Hi again
I am a student trying to learn more about GPU’s but I have a few questions about the following code:
!$acc region
do k = 1, n1
do i = 1, n3
y=0
do j = 1, n2
y = y + a(i,j) * b(j,k)
enddo
c(i,k) = y
enddo
enddo
!$acc end region
This code comes from the matrix multiplication sample provided by PGI and I have tried running it but the innermost loop does not seem to be parallelized. If possible could someone help me completely parallelize all the loops?

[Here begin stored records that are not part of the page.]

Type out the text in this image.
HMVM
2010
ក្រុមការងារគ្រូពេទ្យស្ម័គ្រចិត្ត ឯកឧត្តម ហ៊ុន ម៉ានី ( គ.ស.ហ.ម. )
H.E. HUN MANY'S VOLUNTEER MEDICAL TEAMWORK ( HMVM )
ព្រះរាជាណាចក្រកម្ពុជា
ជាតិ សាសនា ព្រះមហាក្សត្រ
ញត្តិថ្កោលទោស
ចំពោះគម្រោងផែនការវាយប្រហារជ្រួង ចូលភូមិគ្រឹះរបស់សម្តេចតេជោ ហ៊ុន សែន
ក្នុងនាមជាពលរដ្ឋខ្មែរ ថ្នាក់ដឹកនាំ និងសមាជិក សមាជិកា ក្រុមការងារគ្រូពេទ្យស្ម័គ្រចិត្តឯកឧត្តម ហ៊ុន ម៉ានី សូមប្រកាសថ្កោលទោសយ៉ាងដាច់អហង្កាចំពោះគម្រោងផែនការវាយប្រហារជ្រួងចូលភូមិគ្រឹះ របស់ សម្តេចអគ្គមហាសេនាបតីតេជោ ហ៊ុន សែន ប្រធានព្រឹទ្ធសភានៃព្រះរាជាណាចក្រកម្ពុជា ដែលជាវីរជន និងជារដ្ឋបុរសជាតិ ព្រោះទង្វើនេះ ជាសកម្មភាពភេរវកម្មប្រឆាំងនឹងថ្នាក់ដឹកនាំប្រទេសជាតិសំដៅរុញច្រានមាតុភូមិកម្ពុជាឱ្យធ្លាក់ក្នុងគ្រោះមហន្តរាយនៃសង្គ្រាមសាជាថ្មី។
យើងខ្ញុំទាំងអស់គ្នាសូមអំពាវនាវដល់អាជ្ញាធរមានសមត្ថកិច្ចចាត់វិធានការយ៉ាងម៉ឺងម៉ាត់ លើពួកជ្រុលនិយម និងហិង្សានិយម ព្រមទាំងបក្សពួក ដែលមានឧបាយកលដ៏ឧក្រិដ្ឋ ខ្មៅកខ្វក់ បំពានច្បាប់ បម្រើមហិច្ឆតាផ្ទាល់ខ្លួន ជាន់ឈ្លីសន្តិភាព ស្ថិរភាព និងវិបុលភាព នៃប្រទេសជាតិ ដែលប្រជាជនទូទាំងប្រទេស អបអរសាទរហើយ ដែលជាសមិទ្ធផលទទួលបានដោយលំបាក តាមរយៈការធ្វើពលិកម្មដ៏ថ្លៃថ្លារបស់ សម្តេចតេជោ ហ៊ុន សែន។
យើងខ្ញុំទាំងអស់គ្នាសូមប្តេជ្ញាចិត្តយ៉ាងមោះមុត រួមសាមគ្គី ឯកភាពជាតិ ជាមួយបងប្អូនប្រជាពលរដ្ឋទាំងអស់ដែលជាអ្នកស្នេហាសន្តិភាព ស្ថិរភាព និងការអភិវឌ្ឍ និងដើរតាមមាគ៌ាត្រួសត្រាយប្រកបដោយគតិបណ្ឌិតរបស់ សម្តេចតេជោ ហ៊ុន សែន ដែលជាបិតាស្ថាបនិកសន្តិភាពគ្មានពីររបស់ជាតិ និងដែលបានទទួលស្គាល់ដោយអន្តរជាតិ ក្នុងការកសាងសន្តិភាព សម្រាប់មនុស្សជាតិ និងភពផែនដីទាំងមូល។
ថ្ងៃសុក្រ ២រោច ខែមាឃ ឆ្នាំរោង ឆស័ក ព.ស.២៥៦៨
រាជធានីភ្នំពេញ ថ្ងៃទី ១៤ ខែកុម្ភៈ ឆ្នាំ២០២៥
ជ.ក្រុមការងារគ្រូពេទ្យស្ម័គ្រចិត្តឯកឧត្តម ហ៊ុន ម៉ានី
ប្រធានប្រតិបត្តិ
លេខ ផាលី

The message I receive is:
37, Loop is parallelizable
38, Loop is parallelizable
Accelerator kernel generated
37, !$acc do parallel, vector(16)
38, !$acc do parallel, vector(16)
CC 1.0 : 12 registers; 24 shared, 64 constant, 0 local memory bytes; 66 occupancy
CC 1.3 : 12 registers; 24 shared, 64 constant, 0 local memory bytes; 100 occupancy
41, Loop is parallelizable
57, Loop interchange produces reordered loop nest: 57,59,58
If you are wondering why this code has been rewritten from the original:
!$acc region
do k = 1,n1
do i = 1,n3
c(i,k) = 0.0
do j = 1,n2
c(i,k) = c(i,k) + a(i,j) * b(j,k)
enddo
enddo
enddo
!$acc end region
The reason is that when I tried to compile the original code, I would receive the following message:
60, Complex loop carried dependence of ‘c’ prevents parallelization
Loop carried reuse of ‘c’ prevents parallelization
Inner sequential loop scheduled on accelerator
(On a side note, variables x and m were not accepted in the loops for some obscure reason) Please let me know if anyone has come across those messages.
Thank you for your time!
-Chris